Friends need to be patient and let them complete words and finish sentences.
Teachers need to encourage them to make presentations and participate in class.
Speech-language pathologists need to realize they will never be 100 percent fluent.
Parents need to support them.
These were the reaffirming messages at a workshop on stuttering Saturday at Kent State University.
Dustin Blaylock and Ryan McDermott, two teens who stutter, said they accept the condition and wish others would, too. It will not stop them from college, a career and success, they said.
“This is who I am, and I am comfortable with it,” said McDermott, 18, of Westerville.
Parents, speech-language pathologists, adults who stutter and youths attended the workshop, sponsored by Friends, the National Association of Young People Who Stutter.
Lee Caggiano, a New Jersey speech-language pathologist and mother of a 21-year-old son who stutters, co-founded the organization in 1998 to provide support for children and their families.
Caggiano told the group her son was 9 before she found other parents of children who stuttered. She realized a group was needed for youths and their parents after attending a convention of 300 adults and two children with her son.
Parents said when they realized their child stuttered, they had no idea what to do. Their first inclination is to try to “fix” it.
“Parents are angry, desperate and have a great fear of the unknown,” said Sue Skrobacs of Brunswick, who realized her son Ralph, now 14, stuttered when he was in kindergarten. “I was alone for two years trying to find help.”
The child may be the only one in his school district who stutters, a situation faced by Dustin, 15, of Medina. He said when he was young he was confused about why he didn’t talk right and thought he was the only person who stuttered.
When he got involved with Friends he found new friends and gained self-confidence.
“I think if people do not take the time to listen to me, it’s their loss,” he said.
McDermott, who may speak in polished, fluent sentences, then pause for up to 30 seconds before he can say a word, said he is annoyed if people finish his words or sentences.
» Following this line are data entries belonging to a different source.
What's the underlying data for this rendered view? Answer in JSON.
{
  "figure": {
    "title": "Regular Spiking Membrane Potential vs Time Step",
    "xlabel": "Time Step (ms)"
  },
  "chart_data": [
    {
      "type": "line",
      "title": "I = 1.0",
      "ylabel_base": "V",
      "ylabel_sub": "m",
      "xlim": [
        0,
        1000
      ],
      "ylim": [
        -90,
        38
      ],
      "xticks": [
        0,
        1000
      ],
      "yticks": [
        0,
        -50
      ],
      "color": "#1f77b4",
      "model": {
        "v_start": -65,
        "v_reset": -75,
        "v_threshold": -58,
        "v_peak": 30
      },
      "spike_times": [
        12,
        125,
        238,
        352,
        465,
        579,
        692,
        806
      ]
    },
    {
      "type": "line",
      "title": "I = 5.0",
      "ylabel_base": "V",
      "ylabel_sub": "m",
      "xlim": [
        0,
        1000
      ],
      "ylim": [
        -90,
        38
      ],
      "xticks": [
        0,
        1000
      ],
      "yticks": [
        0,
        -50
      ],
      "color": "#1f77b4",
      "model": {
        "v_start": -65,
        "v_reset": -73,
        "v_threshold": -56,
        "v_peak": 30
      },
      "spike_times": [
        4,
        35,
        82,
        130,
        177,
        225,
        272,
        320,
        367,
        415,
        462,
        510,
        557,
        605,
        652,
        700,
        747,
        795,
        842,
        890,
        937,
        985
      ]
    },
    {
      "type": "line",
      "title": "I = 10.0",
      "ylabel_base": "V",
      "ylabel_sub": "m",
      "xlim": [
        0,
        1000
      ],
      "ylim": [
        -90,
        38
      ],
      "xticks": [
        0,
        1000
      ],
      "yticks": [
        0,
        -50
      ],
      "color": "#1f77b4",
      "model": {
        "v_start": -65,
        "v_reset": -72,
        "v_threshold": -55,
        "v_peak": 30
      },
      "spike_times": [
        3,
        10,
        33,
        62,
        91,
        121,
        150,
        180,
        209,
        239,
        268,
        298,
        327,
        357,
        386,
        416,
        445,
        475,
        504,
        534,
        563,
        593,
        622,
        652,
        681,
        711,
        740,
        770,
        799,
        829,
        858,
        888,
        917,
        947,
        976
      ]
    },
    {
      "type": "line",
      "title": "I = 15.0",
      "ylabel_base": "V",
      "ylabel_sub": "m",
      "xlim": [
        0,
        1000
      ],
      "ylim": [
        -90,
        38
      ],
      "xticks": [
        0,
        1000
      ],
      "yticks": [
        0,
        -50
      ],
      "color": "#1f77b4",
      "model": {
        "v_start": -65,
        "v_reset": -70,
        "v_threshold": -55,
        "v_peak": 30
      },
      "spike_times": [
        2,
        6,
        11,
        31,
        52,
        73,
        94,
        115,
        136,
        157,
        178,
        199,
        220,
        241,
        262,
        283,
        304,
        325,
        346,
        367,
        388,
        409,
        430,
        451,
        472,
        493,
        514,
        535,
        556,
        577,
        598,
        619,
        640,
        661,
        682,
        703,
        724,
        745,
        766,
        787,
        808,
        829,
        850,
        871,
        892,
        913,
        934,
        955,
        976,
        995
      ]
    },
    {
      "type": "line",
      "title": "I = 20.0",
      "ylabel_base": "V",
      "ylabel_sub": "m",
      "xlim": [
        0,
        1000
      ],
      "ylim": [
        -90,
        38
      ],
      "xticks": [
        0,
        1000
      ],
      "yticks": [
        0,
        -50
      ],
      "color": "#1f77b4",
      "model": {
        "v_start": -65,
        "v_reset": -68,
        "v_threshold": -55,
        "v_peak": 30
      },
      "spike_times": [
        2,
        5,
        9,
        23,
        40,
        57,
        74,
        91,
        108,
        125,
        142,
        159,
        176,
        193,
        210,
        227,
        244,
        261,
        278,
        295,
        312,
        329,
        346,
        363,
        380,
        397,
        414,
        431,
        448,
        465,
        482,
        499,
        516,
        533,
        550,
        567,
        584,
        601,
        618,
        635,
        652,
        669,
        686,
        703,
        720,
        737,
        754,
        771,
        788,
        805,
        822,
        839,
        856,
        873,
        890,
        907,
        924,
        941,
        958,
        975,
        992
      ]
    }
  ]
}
Marilee Fini of Highland Heights, a speech-language pathologist who stutters, said she still faces that problem but children today who stutter face less of a stigma and have more information.
“I had a feeling of being isolated and alone,” she said. “I did not meet anyone who stuttered until I was 22, and it changed my life.”
Caggiano said children who stutter should never be deterred from communicating.
“The stutter does not define the person; it happens to be the way they talk,” she said.
© 2005 The Plain Dealer. Used with permission.